Smiling when your heart hurts the most

This is one of those arts that I have perfected over the long-term, smiling and "putting on a good face" so that no-one even suspects I am hurting at any given time. Walking through the world with no one aware of what is going on inside my head. While this has been, for me, a survival skill, it has changed over recent years into something more positive. I am thankful, therefore, for all the times I used this tool to help me hide, because it has taught me to use it for a far better purpose now.

I look at the world sometimes, and I shake my head, my heart hurts, I feel complete bewilderment and sometimes anger. A world where little ones are not always safe in their classrooms, where cruelty happens to people and our animal friends daily, where slavery still exists and so many starve and are without help when they need it. 

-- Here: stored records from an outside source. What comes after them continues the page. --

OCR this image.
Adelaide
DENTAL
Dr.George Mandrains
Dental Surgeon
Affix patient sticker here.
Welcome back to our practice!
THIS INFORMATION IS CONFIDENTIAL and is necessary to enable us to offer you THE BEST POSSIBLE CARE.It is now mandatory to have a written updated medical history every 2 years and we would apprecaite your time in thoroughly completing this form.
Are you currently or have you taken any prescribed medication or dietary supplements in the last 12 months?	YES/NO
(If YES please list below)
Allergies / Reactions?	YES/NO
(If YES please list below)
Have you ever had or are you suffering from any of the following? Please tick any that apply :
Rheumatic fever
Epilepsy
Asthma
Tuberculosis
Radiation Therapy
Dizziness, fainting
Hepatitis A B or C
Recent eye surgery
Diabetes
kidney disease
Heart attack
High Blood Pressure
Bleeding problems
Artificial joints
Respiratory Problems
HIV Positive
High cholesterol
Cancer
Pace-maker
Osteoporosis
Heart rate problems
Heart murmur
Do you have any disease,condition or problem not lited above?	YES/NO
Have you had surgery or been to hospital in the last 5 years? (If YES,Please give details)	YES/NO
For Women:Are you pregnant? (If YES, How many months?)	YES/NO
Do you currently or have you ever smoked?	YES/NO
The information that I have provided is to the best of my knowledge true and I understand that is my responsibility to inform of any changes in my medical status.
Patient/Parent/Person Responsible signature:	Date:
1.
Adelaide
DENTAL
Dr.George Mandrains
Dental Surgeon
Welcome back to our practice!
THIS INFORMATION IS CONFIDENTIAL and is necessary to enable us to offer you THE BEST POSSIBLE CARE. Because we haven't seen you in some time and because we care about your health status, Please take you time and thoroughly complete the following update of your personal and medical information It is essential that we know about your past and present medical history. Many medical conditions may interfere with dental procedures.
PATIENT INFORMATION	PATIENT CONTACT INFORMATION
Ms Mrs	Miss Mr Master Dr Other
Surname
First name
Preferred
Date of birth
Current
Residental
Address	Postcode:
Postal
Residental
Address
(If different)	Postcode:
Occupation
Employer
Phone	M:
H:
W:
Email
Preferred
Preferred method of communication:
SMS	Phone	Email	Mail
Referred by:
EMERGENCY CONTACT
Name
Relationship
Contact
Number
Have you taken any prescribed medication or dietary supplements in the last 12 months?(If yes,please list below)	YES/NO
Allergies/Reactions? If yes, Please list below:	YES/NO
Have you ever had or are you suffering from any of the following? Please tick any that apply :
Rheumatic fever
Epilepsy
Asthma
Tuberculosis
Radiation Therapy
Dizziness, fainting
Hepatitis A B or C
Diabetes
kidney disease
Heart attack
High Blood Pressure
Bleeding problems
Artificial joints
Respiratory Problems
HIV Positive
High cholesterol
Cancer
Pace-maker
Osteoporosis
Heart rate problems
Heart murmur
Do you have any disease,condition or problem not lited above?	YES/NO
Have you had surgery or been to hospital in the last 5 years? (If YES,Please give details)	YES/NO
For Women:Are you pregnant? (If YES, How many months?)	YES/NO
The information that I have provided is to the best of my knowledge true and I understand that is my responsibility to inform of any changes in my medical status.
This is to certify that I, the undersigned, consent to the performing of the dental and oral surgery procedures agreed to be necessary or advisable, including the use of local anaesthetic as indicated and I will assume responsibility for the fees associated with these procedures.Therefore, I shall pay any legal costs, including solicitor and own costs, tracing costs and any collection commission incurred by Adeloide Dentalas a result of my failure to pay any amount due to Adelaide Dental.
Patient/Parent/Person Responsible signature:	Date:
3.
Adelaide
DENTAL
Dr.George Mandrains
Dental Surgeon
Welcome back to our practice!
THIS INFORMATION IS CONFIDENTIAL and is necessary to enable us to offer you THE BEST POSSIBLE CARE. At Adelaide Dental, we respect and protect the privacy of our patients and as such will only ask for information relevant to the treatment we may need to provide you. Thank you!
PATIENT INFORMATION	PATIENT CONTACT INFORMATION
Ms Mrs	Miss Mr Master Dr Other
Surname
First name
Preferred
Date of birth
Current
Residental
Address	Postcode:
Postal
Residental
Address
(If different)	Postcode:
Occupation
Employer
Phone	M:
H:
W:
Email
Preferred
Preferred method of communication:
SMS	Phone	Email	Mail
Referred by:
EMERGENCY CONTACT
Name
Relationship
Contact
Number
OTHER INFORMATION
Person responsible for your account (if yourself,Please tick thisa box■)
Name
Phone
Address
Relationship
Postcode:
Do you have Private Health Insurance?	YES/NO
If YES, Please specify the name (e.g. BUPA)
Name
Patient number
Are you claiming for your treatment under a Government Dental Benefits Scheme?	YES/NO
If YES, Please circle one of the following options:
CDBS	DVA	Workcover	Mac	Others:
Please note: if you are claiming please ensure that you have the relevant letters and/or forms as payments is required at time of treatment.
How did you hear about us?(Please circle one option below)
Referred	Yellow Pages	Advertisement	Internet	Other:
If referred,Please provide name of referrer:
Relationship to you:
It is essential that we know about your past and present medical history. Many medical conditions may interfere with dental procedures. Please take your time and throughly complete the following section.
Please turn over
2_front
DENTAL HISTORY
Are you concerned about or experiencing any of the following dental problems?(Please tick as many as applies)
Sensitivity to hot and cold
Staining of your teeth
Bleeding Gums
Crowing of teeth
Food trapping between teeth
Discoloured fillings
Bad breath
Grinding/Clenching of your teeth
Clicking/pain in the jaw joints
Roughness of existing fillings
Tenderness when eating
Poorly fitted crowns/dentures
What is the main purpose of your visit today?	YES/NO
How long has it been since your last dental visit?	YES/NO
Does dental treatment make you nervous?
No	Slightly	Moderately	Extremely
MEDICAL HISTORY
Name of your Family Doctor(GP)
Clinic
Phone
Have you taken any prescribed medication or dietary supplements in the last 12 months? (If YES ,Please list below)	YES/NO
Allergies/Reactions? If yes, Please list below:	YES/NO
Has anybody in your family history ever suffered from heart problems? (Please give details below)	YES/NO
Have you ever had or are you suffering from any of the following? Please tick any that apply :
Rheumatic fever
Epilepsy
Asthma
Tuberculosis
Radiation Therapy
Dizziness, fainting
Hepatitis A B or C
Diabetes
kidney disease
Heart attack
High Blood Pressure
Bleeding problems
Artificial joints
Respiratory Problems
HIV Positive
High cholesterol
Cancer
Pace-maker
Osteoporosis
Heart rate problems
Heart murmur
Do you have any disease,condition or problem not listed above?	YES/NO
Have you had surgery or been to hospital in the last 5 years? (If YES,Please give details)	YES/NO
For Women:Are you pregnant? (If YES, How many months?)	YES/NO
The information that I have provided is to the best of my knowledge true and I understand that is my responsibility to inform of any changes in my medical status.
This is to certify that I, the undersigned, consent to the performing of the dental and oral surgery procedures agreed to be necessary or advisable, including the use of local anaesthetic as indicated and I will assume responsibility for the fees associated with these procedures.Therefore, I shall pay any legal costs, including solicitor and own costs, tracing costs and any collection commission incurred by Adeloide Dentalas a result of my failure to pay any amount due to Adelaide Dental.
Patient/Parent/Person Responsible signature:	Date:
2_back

In times like this, while my heart is hurting and I just want to weep, I find smiling, finding something to be happy and grateful for, is the first step to healing. I am not just talking about being brave or putting a good face on it. I am talking about genuine joy and gratitude even for the smallest thing. This kind of love sends out an energy. I cannot give those little ones back their lives, nor can I provide food and freedom and basic rights to the MANY who lack for them. What I can do, and it is no small thing, is I can send my love to the world, I can be grateful and joyful and allow that loving and positive energy to infect others, and still more others. I can ask forgiveness for those who I perceive need it, and I can send love and comfort across the globe in empathy.

I don't find that ranting and raving without action a healing and helpful thing, not for me, not anymore.